We can look into the config for using TSP features for THUMOS, yet that might happen after the winter break.

tzzcl commented 1 year ago

I did a quick check with the official THUMOS14 feature provides by TSP. I can reach 55-56 mAP on the THUMOS14 dataset (just copy the thumos14_i3d config file and modify the default_fps and feature_stride).

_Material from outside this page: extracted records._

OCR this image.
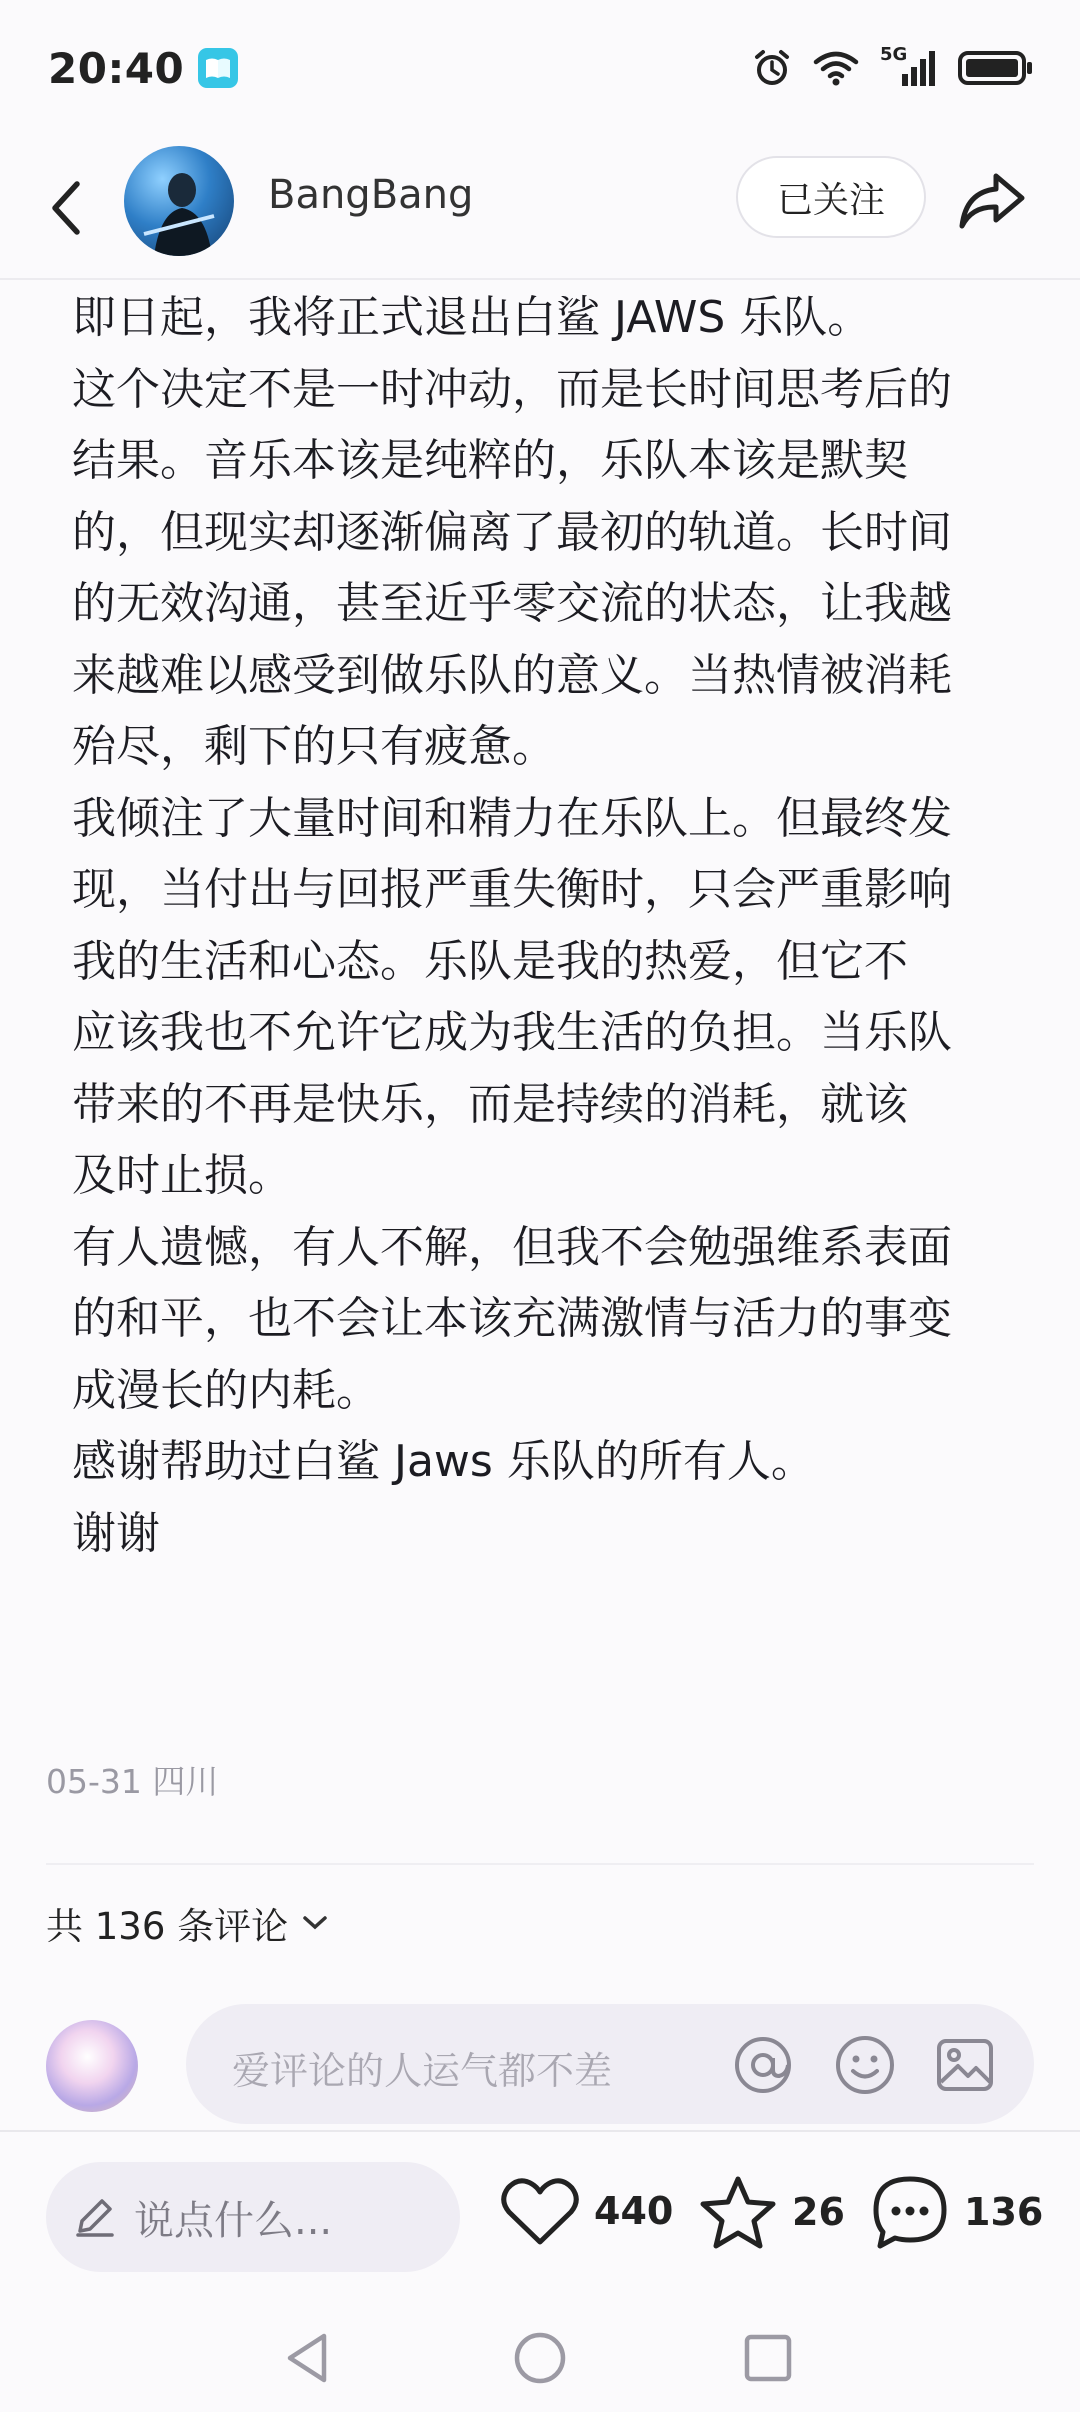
20:40	5G
BangBang	已关注

即日起，我将正式退出白鲨 JAWS 乐队。

这个决定不是一时冲动，而是长时间思考后的

结果。音乐本该是纯粹的，乐队本该是默契

的，但现实却逐渐偏离了最初的轨道。长时间

的无效沟通，甚至近乎零交流的状态，让我越

来越难以感受到做乐队的意义。当热情被消耗

殆尽，剩下的只有疲惫。

我倾注了大量时间和精力在乐队上。但最终发

现，当付出与回报严重失衡时，只会严重影响

我的生活和心态。乐队是我的热爱，但它不

应该我也不允许它成为我生活的负担。当乐队

带来的不再是快乐，而是持续的消耗，就该

及时止损。

有人遗憾，有人不解，但我不会勉强维系表面

的和平，也不会让本该充满激情与活力的事变

成漫长的内耗。

感谢帮助过白鲨 Jaws 乐队的所有人。

谢谢

05-31 四川
共 136 条评论
爱评论的人运气都不差
说点什么...	440	26	136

I think we can definitely tune on hyperparameters to get better results. We may update this config shortly.

Another thing is, max_seq_len will affect the evaulation process (cause PointGenerator will buffer the point. And the point length is limited by max_seq_len * max_buffer_len_factor (we use 6 for max_buffer_len_factor in the config). If we encounter extremely long features sequences (25344 in the TSP THUMOS14 feature), which is larger than 2304 * 6. It will cause an error. A simple modification is just enlarge the max_buffer_len_factor from 6 to 12. That will solve the error.